MIA: Encyclopedia of Marxism: Glossary of People
Nogin, V. P. 1894-1926
Central Committee member of the Bolsheviks. According to Krupskaya, “Nogin was a conciliator who was out to unite all and everyone”, referring specifically to the rift between the Bolshevik and Menshevik wings of the R.S.D.L.P. In 1910, a time of severe reaction, Nogin was made responsible for setting up an illegal Bolshevik organisation in Russia, an opportunity Nogin used to try to bring Bolsheviks and Mensheviks into closer cooperation. During the period of the Provisional Government before the October Revolution, Nogin, along with Kamenev, Zinoviev, Rykov, Lunacharsky and Miliutin, opposed calling for the overthrow of the Provisional Government, and resigned from both the Central Committee and the Council of People's Commissars in protest, but all subsequently supported Lenin's policy for an insurrection.
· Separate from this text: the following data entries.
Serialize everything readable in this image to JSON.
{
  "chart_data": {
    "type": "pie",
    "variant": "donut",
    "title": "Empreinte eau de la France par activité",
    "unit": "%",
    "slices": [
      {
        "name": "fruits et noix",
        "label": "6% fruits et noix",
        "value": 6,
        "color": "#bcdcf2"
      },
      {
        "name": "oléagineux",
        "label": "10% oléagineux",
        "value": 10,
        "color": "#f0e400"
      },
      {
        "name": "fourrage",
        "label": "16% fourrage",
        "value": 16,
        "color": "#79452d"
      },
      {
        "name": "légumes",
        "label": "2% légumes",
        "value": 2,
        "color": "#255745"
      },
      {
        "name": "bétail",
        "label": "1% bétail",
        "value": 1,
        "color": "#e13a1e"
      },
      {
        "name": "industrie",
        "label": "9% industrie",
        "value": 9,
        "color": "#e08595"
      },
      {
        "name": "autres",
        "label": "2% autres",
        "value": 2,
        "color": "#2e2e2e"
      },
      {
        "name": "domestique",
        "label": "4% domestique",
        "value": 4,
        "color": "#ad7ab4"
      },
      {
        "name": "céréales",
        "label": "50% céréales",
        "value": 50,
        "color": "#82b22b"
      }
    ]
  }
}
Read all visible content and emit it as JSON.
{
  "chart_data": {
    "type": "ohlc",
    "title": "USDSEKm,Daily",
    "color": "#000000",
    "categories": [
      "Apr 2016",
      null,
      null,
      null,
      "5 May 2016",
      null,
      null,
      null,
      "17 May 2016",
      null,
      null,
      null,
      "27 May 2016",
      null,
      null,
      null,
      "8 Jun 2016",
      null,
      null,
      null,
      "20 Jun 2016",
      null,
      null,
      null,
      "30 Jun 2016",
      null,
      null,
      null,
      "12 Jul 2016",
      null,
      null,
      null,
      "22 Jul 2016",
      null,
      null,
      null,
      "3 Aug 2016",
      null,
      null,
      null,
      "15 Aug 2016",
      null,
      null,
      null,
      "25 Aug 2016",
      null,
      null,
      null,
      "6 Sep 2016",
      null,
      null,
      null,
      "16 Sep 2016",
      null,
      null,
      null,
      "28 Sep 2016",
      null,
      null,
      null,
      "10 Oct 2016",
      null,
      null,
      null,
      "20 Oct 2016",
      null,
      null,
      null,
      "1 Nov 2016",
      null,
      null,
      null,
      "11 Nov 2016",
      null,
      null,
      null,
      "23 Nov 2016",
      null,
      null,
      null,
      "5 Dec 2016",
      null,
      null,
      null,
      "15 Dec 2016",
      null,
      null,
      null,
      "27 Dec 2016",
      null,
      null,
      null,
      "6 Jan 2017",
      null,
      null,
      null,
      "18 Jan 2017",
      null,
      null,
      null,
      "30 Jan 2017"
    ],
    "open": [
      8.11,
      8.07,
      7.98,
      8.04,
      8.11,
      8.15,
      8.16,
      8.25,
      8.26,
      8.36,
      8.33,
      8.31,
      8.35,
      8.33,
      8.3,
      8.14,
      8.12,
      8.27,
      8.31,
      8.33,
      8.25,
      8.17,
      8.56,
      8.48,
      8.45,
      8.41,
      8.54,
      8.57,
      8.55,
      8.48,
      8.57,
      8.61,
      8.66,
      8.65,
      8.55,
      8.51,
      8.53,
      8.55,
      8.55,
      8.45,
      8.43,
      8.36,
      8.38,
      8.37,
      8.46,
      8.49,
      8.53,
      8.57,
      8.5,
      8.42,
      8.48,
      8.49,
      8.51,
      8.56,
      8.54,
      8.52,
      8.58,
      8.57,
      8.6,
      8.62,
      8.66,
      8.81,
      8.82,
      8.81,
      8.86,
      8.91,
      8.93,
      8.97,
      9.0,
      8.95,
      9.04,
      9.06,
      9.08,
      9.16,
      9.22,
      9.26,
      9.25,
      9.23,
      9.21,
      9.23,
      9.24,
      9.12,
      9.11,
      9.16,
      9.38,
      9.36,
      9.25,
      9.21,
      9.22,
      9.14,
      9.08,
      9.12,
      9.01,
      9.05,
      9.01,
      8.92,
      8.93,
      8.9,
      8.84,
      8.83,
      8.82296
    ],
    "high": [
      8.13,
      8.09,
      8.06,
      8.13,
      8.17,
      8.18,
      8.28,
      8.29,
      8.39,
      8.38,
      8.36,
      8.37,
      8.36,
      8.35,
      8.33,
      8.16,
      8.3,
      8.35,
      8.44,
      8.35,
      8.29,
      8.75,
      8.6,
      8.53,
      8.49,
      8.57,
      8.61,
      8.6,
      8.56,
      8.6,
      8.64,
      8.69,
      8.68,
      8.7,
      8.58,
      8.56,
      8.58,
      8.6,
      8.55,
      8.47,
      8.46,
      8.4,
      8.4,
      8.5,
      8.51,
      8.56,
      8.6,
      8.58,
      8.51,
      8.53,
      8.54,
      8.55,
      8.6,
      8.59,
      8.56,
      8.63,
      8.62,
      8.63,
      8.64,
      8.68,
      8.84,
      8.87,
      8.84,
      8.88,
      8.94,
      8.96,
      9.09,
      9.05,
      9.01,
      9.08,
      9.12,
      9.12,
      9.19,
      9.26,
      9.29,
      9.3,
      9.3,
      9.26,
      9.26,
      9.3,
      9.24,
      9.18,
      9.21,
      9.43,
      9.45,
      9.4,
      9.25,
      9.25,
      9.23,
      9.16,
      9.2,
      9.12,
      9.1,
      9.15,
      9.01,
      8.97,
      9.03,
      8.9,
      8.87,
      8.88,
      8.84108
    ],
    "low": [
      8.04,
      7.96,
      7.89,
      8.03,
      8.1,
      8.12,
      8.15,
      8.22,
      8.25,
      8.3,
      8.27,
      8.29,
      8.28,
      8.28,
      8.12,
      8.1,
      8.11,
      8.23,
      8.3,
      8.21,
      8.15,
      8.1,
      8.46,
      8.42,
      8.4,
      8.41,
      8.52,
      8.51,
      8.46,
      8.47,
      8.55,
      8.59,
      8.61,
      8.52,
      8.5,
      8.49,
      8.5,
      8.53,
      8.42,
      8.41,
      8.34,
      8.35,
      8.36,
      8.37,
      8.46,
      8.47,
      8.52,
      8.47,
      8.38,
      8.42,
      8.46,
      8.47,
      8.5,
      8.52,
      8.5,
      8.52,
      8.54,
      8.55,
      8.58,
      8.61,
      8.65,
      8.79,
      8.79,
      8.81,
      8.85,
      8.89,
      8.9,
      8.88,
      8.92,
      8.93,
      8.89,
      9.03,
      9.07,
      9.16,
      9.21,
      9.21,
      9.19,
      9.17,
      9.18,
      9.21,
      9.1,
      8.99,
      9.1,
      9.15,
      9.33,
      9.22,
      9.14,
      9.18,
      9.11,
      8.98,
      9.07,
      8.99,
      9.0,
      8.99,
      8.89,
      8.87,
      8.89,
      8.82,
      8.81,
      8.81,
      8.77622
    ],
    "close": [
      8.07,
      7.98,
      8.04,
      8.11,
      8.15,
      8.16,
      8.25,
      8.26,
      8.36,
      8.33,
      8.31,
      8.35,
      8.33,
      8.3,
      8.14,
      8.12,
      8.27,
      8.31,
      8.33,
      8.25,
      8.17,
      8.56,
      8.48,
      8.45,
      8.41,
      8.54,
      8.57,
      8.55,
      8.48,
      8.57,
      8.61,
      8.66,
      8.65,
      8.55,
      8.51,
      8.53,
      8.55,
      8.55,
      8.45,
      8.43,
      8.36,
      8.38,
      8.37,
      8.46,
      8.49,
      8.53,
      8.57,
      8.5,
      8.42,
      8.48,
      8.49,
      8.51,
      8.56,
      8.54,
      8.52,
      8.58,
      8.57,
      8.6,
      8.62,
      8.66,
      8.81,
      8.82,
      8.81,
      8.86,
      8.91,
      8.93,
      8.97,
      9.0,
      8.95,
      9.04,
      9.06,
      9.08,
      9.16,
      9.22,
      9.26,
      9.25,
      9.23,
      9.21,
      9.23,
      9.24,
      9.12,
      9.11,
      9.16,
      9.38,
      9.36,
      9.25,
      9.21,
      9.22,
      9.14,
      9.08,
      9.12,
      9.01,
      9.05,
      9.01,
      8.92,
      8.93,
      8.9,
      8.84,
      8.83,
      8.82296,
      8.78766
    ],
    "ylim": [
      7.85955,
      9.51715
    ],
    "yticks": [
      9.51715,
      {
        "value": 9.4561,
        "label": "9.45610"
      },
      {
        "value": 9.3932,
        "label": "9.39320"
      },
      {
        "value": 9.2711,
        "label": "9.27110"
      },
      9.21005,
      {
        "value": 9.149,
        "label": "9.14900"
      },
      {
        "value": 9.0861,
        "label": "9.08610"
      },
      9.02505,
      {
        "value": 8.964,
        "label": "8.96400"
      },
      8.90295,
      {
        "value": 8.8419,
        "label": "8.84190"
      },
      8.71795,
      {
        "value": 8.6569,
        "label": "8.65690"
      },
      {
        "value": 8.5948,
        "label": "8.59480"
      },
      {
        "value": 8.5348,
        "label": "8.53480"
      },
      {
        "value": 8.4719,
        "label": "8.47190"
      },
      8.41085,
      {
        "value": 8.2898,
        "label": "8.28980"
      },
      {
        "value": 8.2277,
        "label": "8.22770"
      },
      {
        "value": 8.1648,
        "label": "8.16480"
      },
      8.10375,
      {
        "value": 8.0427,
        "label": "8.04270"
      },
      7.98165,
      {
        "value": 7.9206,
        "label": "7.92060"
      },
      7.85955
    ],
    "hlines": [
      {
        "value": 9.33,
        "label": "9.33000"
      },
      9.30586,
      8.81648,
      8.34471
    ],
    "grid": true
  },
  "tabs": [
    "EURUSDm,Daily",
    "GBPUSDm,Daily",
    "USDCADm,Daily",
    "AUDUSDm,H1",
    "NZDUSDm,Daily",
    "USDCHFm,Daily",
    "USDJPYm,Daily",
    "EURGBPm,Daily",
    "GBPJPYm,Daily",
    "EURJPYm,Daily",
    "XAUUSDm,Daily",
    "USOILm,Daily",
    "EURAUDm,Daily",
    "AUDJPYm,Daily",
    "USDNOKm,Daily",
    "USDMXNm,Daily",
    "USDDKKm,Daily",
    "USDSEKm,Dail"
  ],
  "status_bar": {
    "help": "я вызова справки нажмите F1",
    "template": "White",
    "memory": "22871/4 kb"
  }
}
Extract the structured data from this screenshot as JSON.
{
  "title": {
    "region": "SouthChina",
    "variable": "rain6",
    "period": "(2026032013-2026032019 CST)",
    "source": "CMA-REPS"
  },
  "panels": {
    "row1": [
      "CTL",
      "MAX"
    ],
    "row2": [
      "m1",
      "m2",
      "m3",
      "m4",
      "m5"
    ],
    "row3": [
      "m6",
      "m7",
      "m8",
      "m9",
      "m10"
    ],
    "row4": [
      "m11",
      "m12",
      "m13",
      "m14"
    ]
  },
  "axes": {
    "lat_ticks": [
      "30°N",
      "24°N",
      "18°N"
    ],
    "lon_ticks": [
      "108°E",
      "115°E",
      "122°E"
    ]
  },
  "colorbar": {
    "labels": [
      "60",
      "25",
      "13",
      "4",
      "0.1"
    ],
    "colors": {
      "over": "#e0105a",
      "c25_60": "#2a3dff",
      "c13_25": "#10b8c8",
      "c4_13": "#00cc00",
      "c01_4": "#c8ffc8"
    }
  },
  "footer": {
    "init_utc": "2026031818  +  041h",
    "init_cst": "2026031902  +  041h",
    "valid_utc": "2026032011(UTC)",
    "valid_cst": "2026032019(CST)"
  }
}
After the Revolution, Nogin was a member of first Council of People's Commissars, i.e., the first Soviet Government, and People's Commissar for Commerce and Industry. One of only three of that first Soviet government to die a natural death, dying in 1926.
Northcliffe, Lord (A. C. W. Harmsworth) (1865-1922)
First of the modern Press barons, he pioneered popular magazines and dailies, founding the Daily Mail in 1896 and the Daily Mirror in 1903. He took over The Times in 1908 and used it to conduct a prolonged controversy with Lloyd George over war tactics, which he thought were insufficiently agressive. He was a public critic of Kitchener and directed British war propaganda abroad during 1918. Uncle of Lord Rothermere who became owner of the Daily Mail.
Noske, Gustav (1868-1946)
Novack, George (1905-1992)
Born in Boston and Harvard educated, Novack was on a successful track in the publishing business, when the beginning of the Great Depression radicalized him. He joined the Trotskyist SWP in 1933 and a member of its National Committee from 1941. Author of many articles and books on Marxist philosophy, including the widely available Introduction to the Logic of Marxism.
Novotny, Antonin (1904-1975)
Worker in Czech arms factory; joined CP 1921; in concentration camp 1941-45; First Sec. Czechoslovakian CP early 1953; focussed economy on development of heavy industry; resigned March 1968, in face of mounting opposition and isolation within the Party.